The Marin Sea level Rise Viewer -- available at marinmap.org -- is a new, public facing interactive viewer that uses consistent countywide datasets to provide a hyper-local look at potential future shoreline flooding in Marin. This viewer allows users to zoom in and out and see curated datasets in relation to Marin County’s sea level rise risk. (Instructions on how to use the Sea Level Rise Viewer can be found further down the page.)

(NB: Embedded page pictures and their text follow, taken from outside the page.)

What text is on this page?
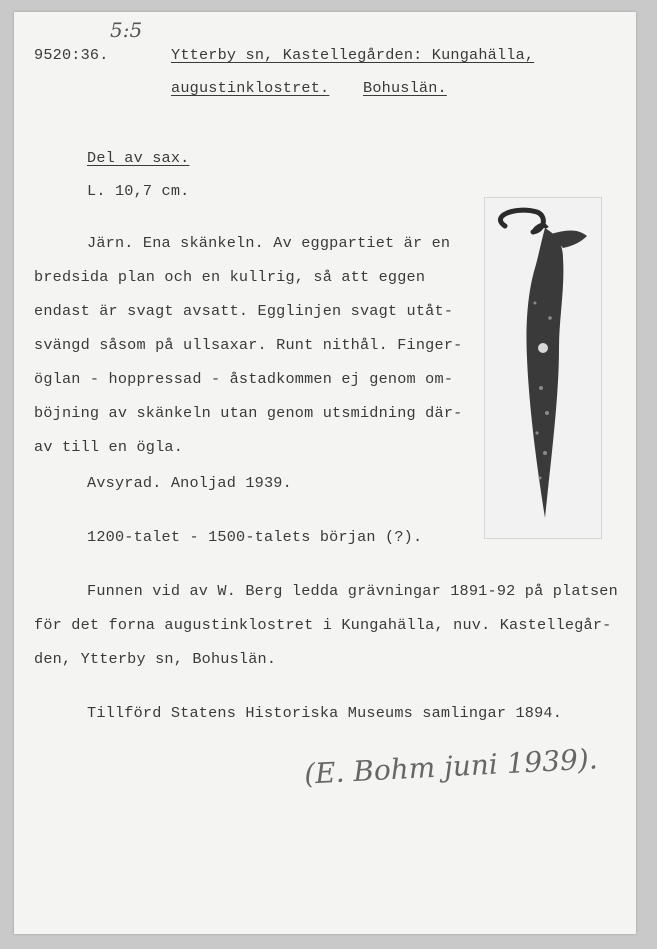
5:5
9520:36.	Ytterby sn, Kastellegården: Kungahälla,
augustinklostret. Bohuslän.
Del av sax.
L. 10,7 cm.
Järn. Ena skänkeln. Av eggpartiet är en
bredsida plan och en kullrig, så att eggen
endast är svagt avsatt. Egglinjen svagt utåt-
svängd såsom på ullsaxar. Runt nithål. Finger-
öglan - hoppressad - åstadkommen ej genom om-
böjning av skänkeln utan genom utsmidning där-
av till en ögla.
Avsyrad. Anoljad 1939.
1200-talet - 1500-talets början (?).
Funnen vid av W. Berg ledda grävningar 1891-92 på platsen
för det forna augustinklostret i Kungahälla, nuv. Kastellegår-
den, Ytterby sn, Bohuslän.
Tillförd Statens Historiska Museums samlingar 1894.
(E. Bohm juni 1939).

Commissioned by a group of local electeds and staff leadership from Marin’s cities and towns, the viewer was developed by County staff. It is hosted by MarinMap, a consortium of local governments, special districts and other public agencies that have joined together to create a Geographic Information System (GIS) that provides common datasets and applications across Marin County.
Sea level rise scenarios
The Marin Sea level Rise Viewer allows one to explore possible near term, mid-term, and long-term future sea level rise impacts anywhere in Marin County. The viewer provides three scenarios of sea level rise alone and three scenarios that add in a 100-year storm surge event. Storm surge happens when atmospheric pressure changes and winds associated with a storm cause water levels to temporarily rise along shorelines. A “100-year storm surge event” means a storm surge with a 1% chance of occurring in any given year.
- 10 inches (0.8 ft)
- 10 inches with 100-yr storm surge (3.8 ft)
- 20 inches (1.6 ft)
- 20 inches with 100-yr storm surge (4.7 ft)
- 60 inches (5 ft)
- 60 inches with 100-yr storm surge (8 ft)
Sea level rise scenarios provided in the viewer are the same as those used in the 2017 Marin Shoreline Sea Level Rise Vulnerability Assessment. They remain consistent with best available science and current state planning guidance.
Data layers available in the viewer
Political and geographic features
- City – polygon: cities and towns jurisdictional boundaries in polygon format.
- City – line: cities and towns jurisdictional boundaries in line format.
- FEMA 100-yr flood plain: areas currently with a 1% annual chance of flooding according to approved FEMA floodmaps, which do not account for climate change or sea level rise. Parcels within this area are subject to flood insurance requirements.
- Streams: perennial creeks that flow all year; intermittent creeks that are dry several months a year; and ephemeral creeks that flow only during and shortly after rain events—all from USGS National Hydrology Dataset.
- Marin County Land Boundary: the current-day land edge, not the legal County boundary, to help visualize shoreline retreat under different sea level rise scenarios.
Local assets & critical infrastructure
- Building footprints: aerial view of structures’ outline
- Parcels: publicly available information on address, jurisdiction, zip code, and parcel use type (residential single family, single family attached, multi-family; commercial; industrial).
- Housing and Job Centers: based on parcel data, this data layer is a proxy for land use, housing, and job locations to show how and where these different parcel types may be affected by sea level rise.
- Stormwater pump stations: designed to collect runoff from streets and then pump into creeks and the bay. If coast and bay waters are higher than the pipe outfalls, water could backflow from the bay to the streets.
- Sanitary treatment plants: generally located near the bay and therefore threatened by sea level rise.
- Fire stations: critical sites for emergency response access.
- Sea Level Rise Projects: this data layer prepared by County staff includes both climate adaptation and mitigation projects.
- Aerial Photography
How to use the viewer
The Marin Sea Level Rise Viewer is a dynamic, scale dependent mapping tool. When you open the viewer, the map is zoomed out to the full extent of Marin County. Use your mouse wheel or the map’s + - icons to zoom in to your area of interest. You can also click and “drag” on the screen to move the map.
All of the viewer’s data layers are shown in a menu on the left side of your screen.
- An open eye icon means that data layer is turned on and visible.
- An eye icon with a slash means that data layer is turned off and is not visible.
Click on an eye icon to turn a data layer on and off. You can have on as many or as few data layers at one time as you choose. Some layers are bigger than others and may take some time to load.
An arrow next to an eye icon means there is a drop-down menu of options for that data layer. Click on an arrow to open a drop-down menu of options and select those of interest.
Greyed out data layers in your menu are not visible at the map extent you are currently viewing. Zoom in on your area of interest until those data layers turn on (in the legend, the data layer names will switch from grey to black).
Click on items of interest on the map to see pop-up windows with additional information. This works for large polygons like a flooded shoreline area as well as small local features like a parcel outline. Note that there may be several layers of data; in that case, you can click through the pop-up panels to get information on each layer.